STYLE PROPRE D'UN COMPOSITEUR
Il est très rare ç mon avis qu'un compositeur possède un style propre, en général il s'agit du style d'une époque ou d'une école. Par exemple, on peut trouver des centaines de compositeurs qui ont le même style de Mozart, mais aucun n'aura composé une oeuvre qui comporte le thème bien caractéristique de sa Fantaisie en ré. Je peux vous trouver de même des dizaines de compositeurs qui ont le même style que Scarlatti. Vous ne différentierez pas non plus certaines oeuvres de Moschelès, Ries de Chopin... On avait reproché à Saint-Saêns ne n'avoir aucun style propre. Il a répondu: "mais Mozart non plus n'avait aucun style propre". Ce qui fait la valeur d'une oeuvre pour moi n'est pas le style, mais la thématique. Distinguer des compositeurs par leur style est pour moi une illusion, sinon une erreur.

SINGULARITÉ DE LA FLÛTE
Alors que le violon est l'expression la plus élevée de l'âme, le chant pur, la flûte est l'instrument trouble par excellence qui exprime les pulsions organiques, la sensualité, l'érotisme, la volupté. Il émane beaucoup plus du souffle issu de nos entrailles. Il évoque Pan, la nature, la profondeur des sylves. C'est ainsi que l'utilise magnifiquement Debussy dans le "Prélude à l'après-midi d'un faune". J'avoue avoir un faible pour cet instrument dont le son a plus de corps que le violon. Cela signifie peut-être que je ne suis pas un esprit pur. Mozart détestait cet instrument, dites-vous, il a tout de même écrit un très beau concerto pour flûte et harpe! Il m'apparaît, sur un ensemble de concertos poru flûte du 20e siècle, que des compositeurs habituellement modernes, comme Hindemith et Martinu par exemple, se révèlent dans ces oeuvres pour flûte et orchestre très mélodiques. Je pense que la flûte convient mal à l'esthétique moderne et implique un style plus mélodique. En revanche, une certaine dureté du piano convient bien au style moderne, de même le violon, notamment dans les effets de doubles cordes.
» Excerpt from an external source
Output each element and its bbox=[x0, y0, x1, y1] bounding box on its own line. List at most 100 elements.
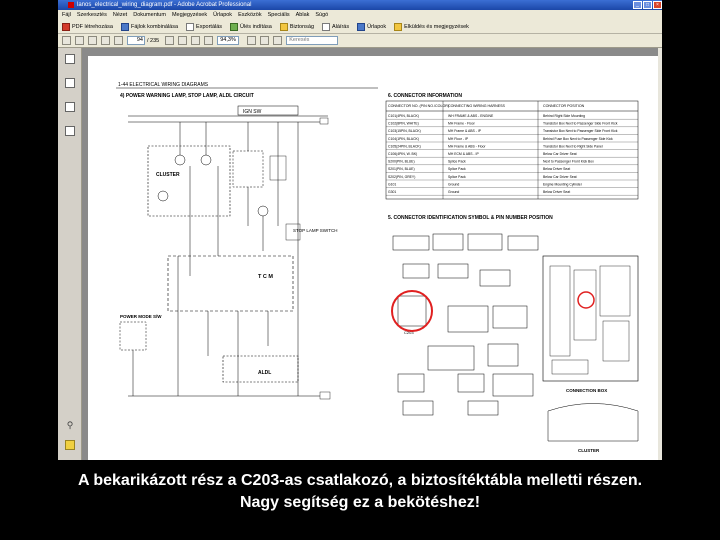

DÉSENCHANTEMENT DES VIEILLES BARBES ATONALISTES
Je crois qu'aujourd'hui ce sont les vieilles barbes qui veulent mêler la musique à la non-musique (comprenez: la musique atonale), pour essayer de la sauver. On ne peut refuser d'admettre aujourd'hui que s'est produit de la part des compositeurs un certain désenchantement suite à l'insuccès de l'atonalisme. J'espère que vous ne faites pas partie de ces vieilles barbes qui pourraient avoir jusqu'à 80 ans aujourd'hui (mais il en est de plus jeunes).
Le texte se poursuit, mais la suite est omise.